Clorox Australia has been fined A$8.25 million ($5.19 million USD) after misleading consumers regarding the environmental claims of its GLAD rubbish and kitchen bags. For over two years, the company asserted that its bags were produced from a minimum of 50% recycled ocean plastic, a claim that proved to be untrue.
An inquiry by the ACCC found that more than 2.2 million of the bags were made up of plastic materials gathered from sources on land around Indonesian villages. These villages had no official rubbish collection system and the trash had been rounded up as much as 50 kilometers inland, beyond any coastline or ocean. The ACCC argued that misleading green advertising in respect of those products would negatively impact consumer trust and violate the notion of fairness in competition.

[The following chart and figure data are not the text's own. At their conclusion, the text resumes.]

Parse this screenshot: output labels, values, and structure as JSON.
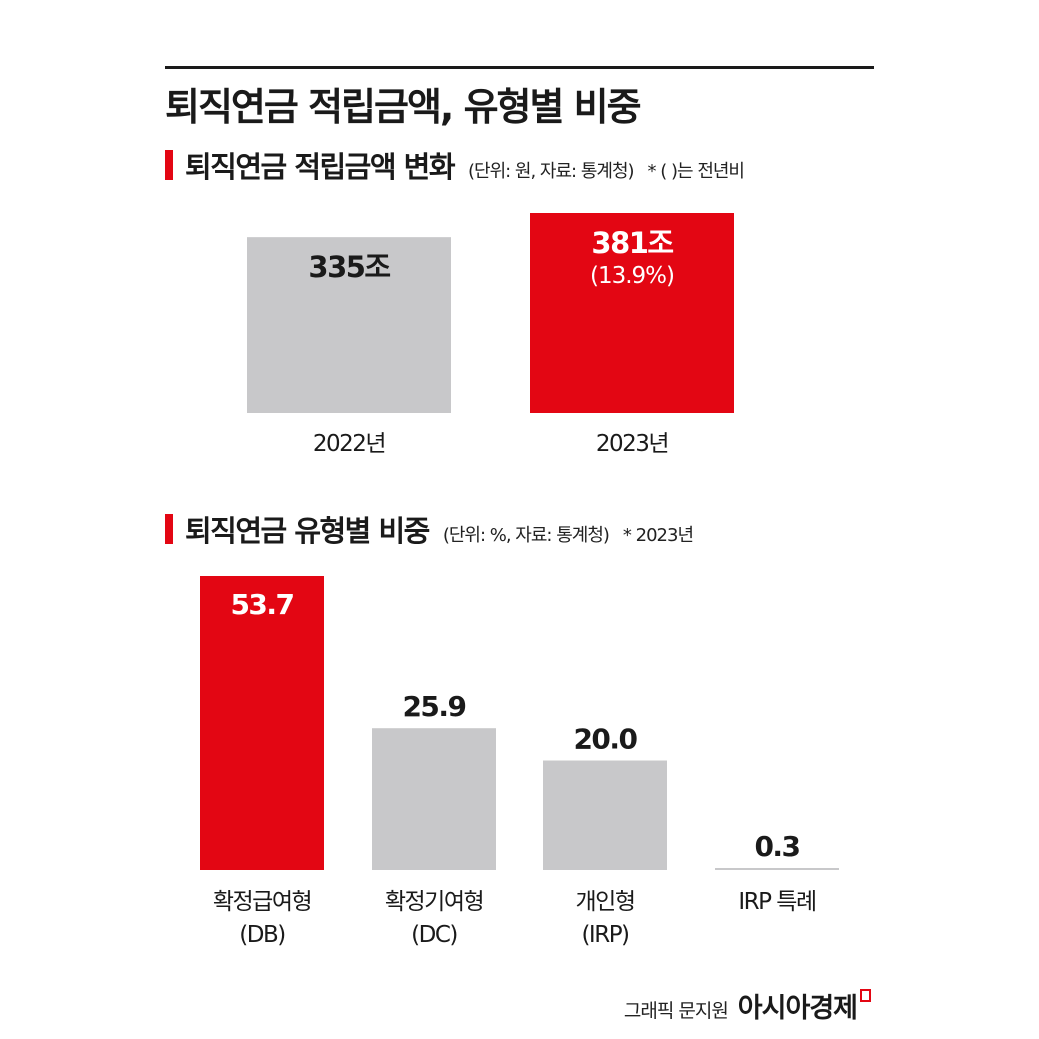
{
  "main_title": "퇴직연금 적립금액, 유형별 비중",
  "section1": {
    "title": "퇴직연금 적립금액 변화",
    "note": "(단위: 원, 자료: 통계청)",
    "note2": "* ( )는 전년비"
  },
  "section2": {
    "title": "퇴직연금 유형별 비중",
    "note": "(단위: %, 자료: 통계청)",
    "note2": "* 2023년"
  },
  "footer": {
    "credit": "그래픽 문지원",
    "brand": "아시아경제"
  },
  "colors": {
    "highlight": "#e30613",
    "neutral": "#c8c8ca",
    "text": "#1a1a1a",
    "highlight_text": "#ffffff"
  },
  "chart_data": [
    {
      "type": "bar",
      "title": "퇴직연금 적립금액 변화",
      "categories": [
        "2022년",
        "2023년"
      ],
      "values": [
        335,
        381
      ],
      "value_labels": [
        "335조",
        "381조"
      ],
      "sub_labels": [
        "",
        "(13.9%)"
      ],
      "highlight": [
        false,
        true
      ],
      "ylim": [
        0,
        381
      ],
      "grid": false
    },
    {
      "type": "bar",
      "title": "퇴직연금 유형별 비중",
      "categories": [
        [
          "확정급여형",
          "(DB)"
        ],
        [
          "확정기여형",
          "(DC)"
        ],
        [
          "개인형",
          "(IRP)"
        ],
        [
          "IRP 특례"
        ]
      ],
      "values": [
        53.7,
        25.9,
        20.0,
        0.3
      ],
      "value_labels": [
        "53.7",
        "25.9",
        "20.0",
        "0.3"
      ],
      "highlight": [
        true,
        false,
        false,
        false
      ],
      "ylim": [
        0,
        53.7
      ],
      "grid": false
    }
  ]
}
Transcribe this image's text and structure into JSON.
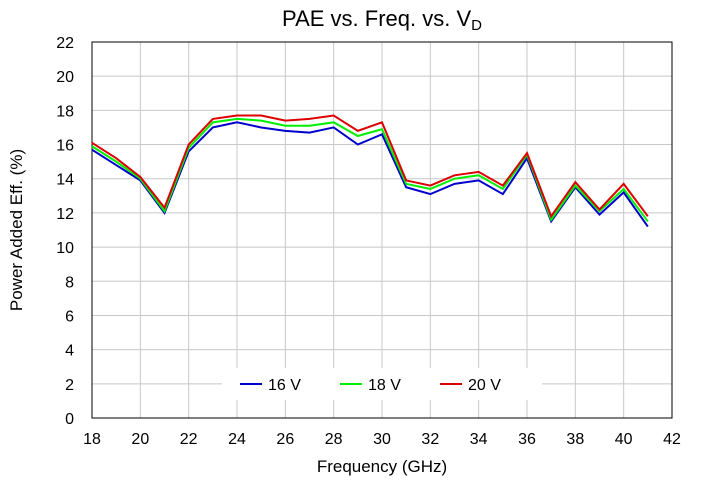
{
  "chart_data": {
    "type": "line",
    "title": "PAE vs. Freq. vs. V",
    "title_subscript": "D",
    "x_label": "Frequency (GHz)",
    "y_label": "Power Added Eff. (%)",
    "x": [
      18,
      19,
      20,
      21,
      22,
      23,
      24,
      25,
      26,
      27,
      28,
      29,
      30,
      31,
      32,
      33,
      34,
      35,
      36,
      37,
      38,
      39,
      40,
      41
    ],
    "series": [
      {
        "name": "16 V",
        "color": "#0000cc",
        "values": [
          15.7,
          14.8,
          13.9,
          12.0,
          15.6,
          17.0,
          17.3,
          17.0,
          16.8,
          16.7,
          17.0,
          16.0,
          16.6,
          13.5,
          13.1,
          13.7,
          13.9,
          13.1,
          15.2,
          11.5,
          13.5,
          11.9,
          13.2,
          11.2
        ]
      },
      {
        "name": "18 V",
        "color": "#00ee00",
        "values": [
          15.9,
          15.0,
          14.0,
          12.1,
          15.8,
          17.3,
          17.5,
          17.4,
          17.1,
          17.1,
          17.3,
          16.5,
          16.9,
          13.7,
          13.4,
          14.0,
          14.2,
          13.4,
          15.4,
          11.6,
          13.6,
          12.1,
          13.4,
          11.5
        ]
      },
      {
        "name": "20 V",
        "color": "#dd0000",
        "values": [
          16.1,
          15.2,
          14.1,
          12.3,
          16.0,
          17.5,
          17.7,
          17.7,
          17.4,
          17.5,
          17.7,
          16.8,
          17.3,
          13.9,
          13.6,
          14.2,
          14.4,
          13.6,
          15.5,
          11.8,
          13.8,
          12.2,
          13.7,
          11.8
        ]
      }
    ],
    "xlim": [
      18,
      42
    ],
    "xticks": [
      18,
      20,
      22,
      24,
      26,
      28,
      30,
      32,
      34,
      36,
      38,
      40,
      42
    ],
    "ylim": [
      0,
      22
    ],
    "yticks": [
      0,
      2,
      4,
      6,
      8,
      10,
      12,
      14,
      16,
      18,
      20,
      22
    ],
    "grid": true,
    "legend": "bottom"
  }
}
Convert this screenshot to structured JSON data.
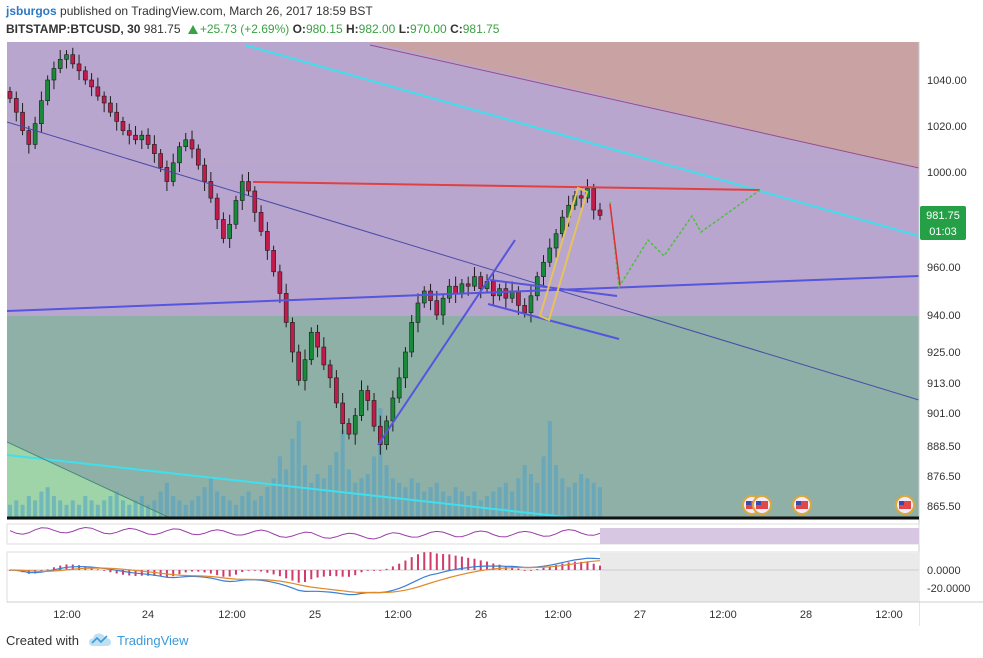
{
  "header": {
    "user": "jsburgos",
    "published_text": "published on TradingView.com, March 26, 2017 18:59 BST",
    "symbol": "BITSTAMP:BTCUSD, 30",
    "last_price": "981.75",
    "change": "+25.73 (+2.69%)",
    "o_label": "O:",
    "o_value": "980.15",
    "h_label": "H:",
    "h_value": "982.00",
    "l_label": "L:",
    "l_value": "970.00",
    "c_label": "C:",
    "c_value": "981.75"
  },
  "price_badge": {
    "price": "981.75",
    "countdown": "01:03"
  },
  "colors": {
    "pitchfork_upper": "#c9a3a3",
    "pitchfork_middle": "#b9a6cf",
    "pitchfork_lower": "#8eb0a6",
    "candle_up": "#1a8a3a",
    "candle_down": "#c21a4a",
    "cyan_trendline": "#3ee0ee",
    "blue_trendline": "#5555dd",
    "red_resistance": "#e24040",
    "channel_yellow": "#e6c35a",
    "projection_green": "#4fbf3f",
    "projection_red": "#e03030",
    "volume": "#4aa0c8",
    "badge_green": "#26a046"
  },
  "footer": {
    "created_with": "Created with",
    "brand": "TradingView"
  },
  "chart_data": {
    "type": "candlestick",
    "symbol": "BITSTAMP:BTCUSD",
    "interval": "30",
    "y_ticks": [
      "1040.00",
      "1020.00",
      "1000.00",
      "960.00",
      "940.00",
      "925.00",
      "913.00",
      "901.00",
      "888.50",
      "876.50",
      "865.50"
    ],
    "y_tick_values": [
      1040,
      1020,
      1000,
      960,
      940,
      925,
      913,
      901,
      888.5,
      876.5,
      865.5
    ],
    "x_ticks": [
      "12:00",
      "24",
      "12:00",
      "25",
      "12:00",
      "26",
      "12:00",
      "27",
      "12:00",
      "28",
      "12:00"
    ],
    "macd_ticks": [
      "0.0000",
      "-20.0000"
    ],
    "macd_tick_values": [
      0,
      -20
    ],
    "last": {
      "open": 980.15,
      "high": 982.0,
      "low": 970.0,
      "close": 981.75
    },
    "annotations": [
      "econ-event-flag",
      "econ-event-flag",
      "econ-event-flag",
      "econ-event-flag"
    ],
    "series": [
      {
        "name": "",
        "close": [
          1032,
          1026,
          1018,
          1012,
          1021,
          1031,
          1040,
          1045,
          1049,
          1051,
          1047,
          1044,
          1040,
          1037,
          1033,
          1030,
          1026,
          1022,
          1018,
          1016,
          1014,
          1016,
          1012,
          1008,
          1002,
          996,
          1004,
          1011,
          1014,
          1010,
          1003,
          996,
          989,
          980,
          972,
          978,
          988,
          996,
          992,
          983,
          975,
          967,
          958,
          949,
          937,
          925,
          914,
          922,
          933,
          927,
          920,
          915,
          905,
          897,
          893,
          900,
          910,
          906,
          896,
          889,
          898,
          907,
          915,
          925,
          937,
          945,
          950,
          946,
          940,
          947,
          952,
          949,
          953,
          952,
          956,
          951,
          954,
          948,
          951,
          947,
          950,
          944,
          941,
          948,
          956,
          962,
          968,
          974,
          981,
          986,
          990,
          989,
          993,
          984,
          981.75
        ]
      }
    ],
    "volume": [
      3,
      4,
      3,
      5,
      4,
      6,
      7,
      5,
      4,
      3,
      4,
      3,
      5,
      4,
      3,
      4,
      5,
      6,
      4,
      3,
      4,
      5,
      3,
      4,
      6,
      8,
      5,
      4,
      3,
      4,
      5,
      7,
      9,
      6,
      5,
      4,
      3,
      5,
      6,
      4,
      5,
      7,
      9,
      14,
      11,
      18,
      22,
      12,
      8,
      10,
      9,
      12,
      15,
      20,
      11,
      8,
      9,
      10,
      14,
      25,
      12,
      9,
      8,
      7,
      9,
      8,
      6,
      7,
      8,
      6,
      5,
      7,
      6,
      5,
      6,
      4,
      5,
      6,
      7,
      8,
      6,
      9,
      12,
      10,
      8,
      14,
      22,
      12,
      9,
      7,
      8,
      10,
      9,
      8,
      7
    ]
  }
}
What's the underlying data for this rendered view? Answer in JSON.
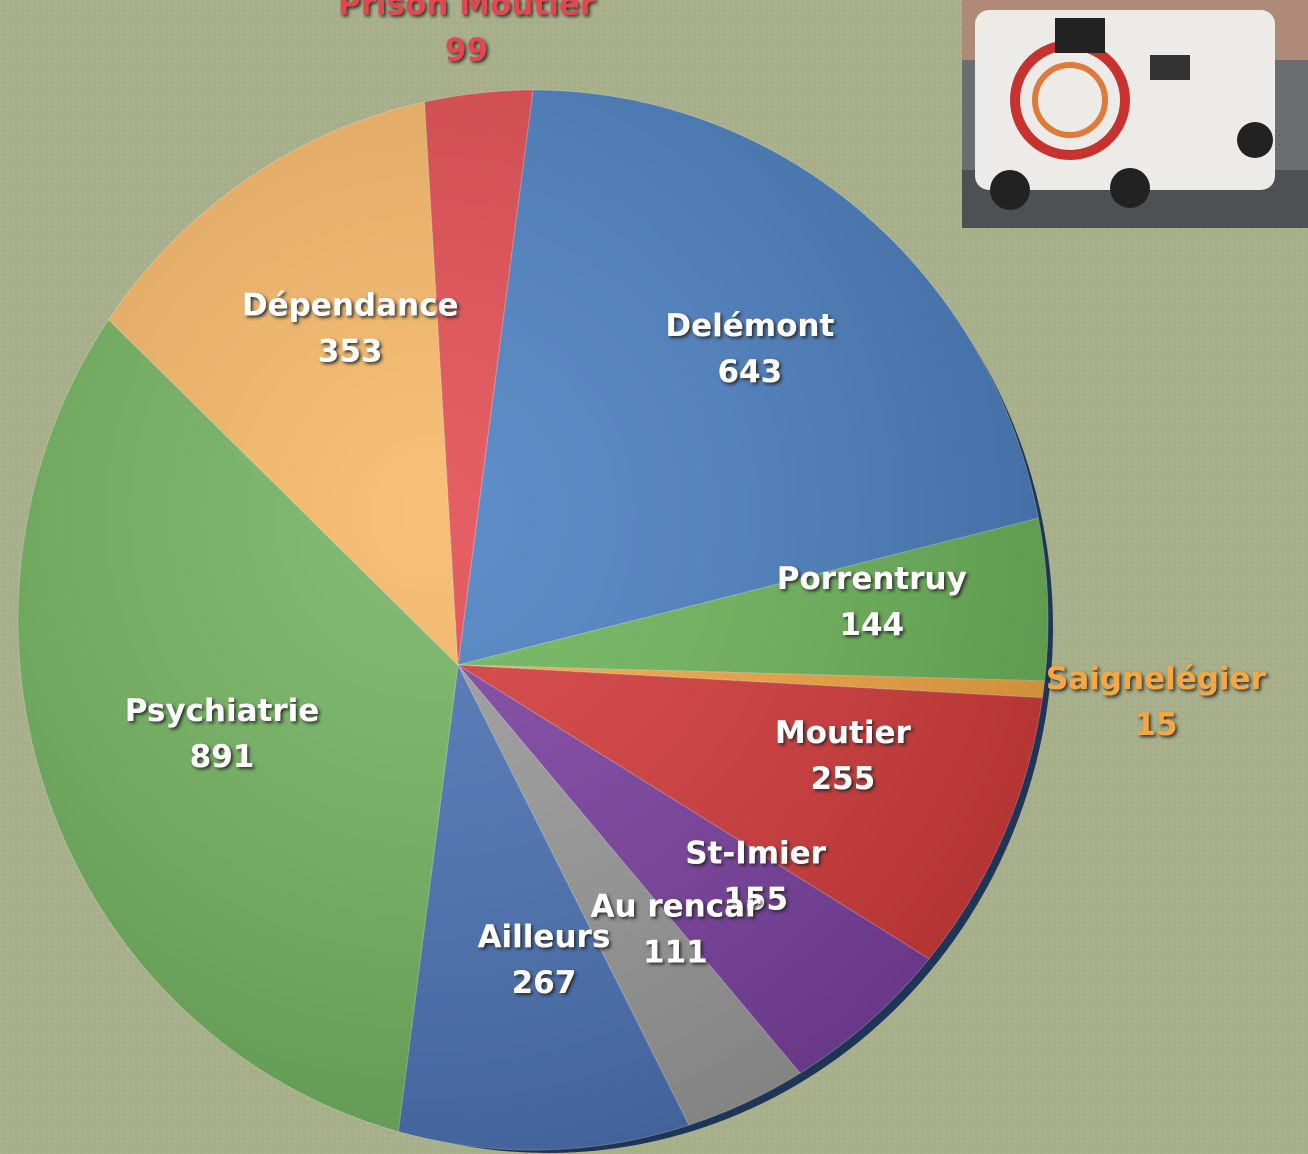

Ultimately the court found that Clorox had acted in a manner that breached Australian Consumer Law by advertising those products through misleading environmental representations from June 2021 to July 2023. In today’s marketplace where purchasing decisions are strongly driven by sustainability such misleading statements jeopardize not only consumer confidence but also fair competition.
Along with the cash penalty, Clorox has to introduce a compliance program, produce a public correction on its website and pay half of the ACCC’s legal fees. Manufacture of the incorrectly labelled products ceased in July 2023 just after the regulator started its investigation.
The case illustrates growing scrutiny of greenwashing when businesses exaggerate environmental claims. Regulators are now making it clear that environmental integrity is not optional.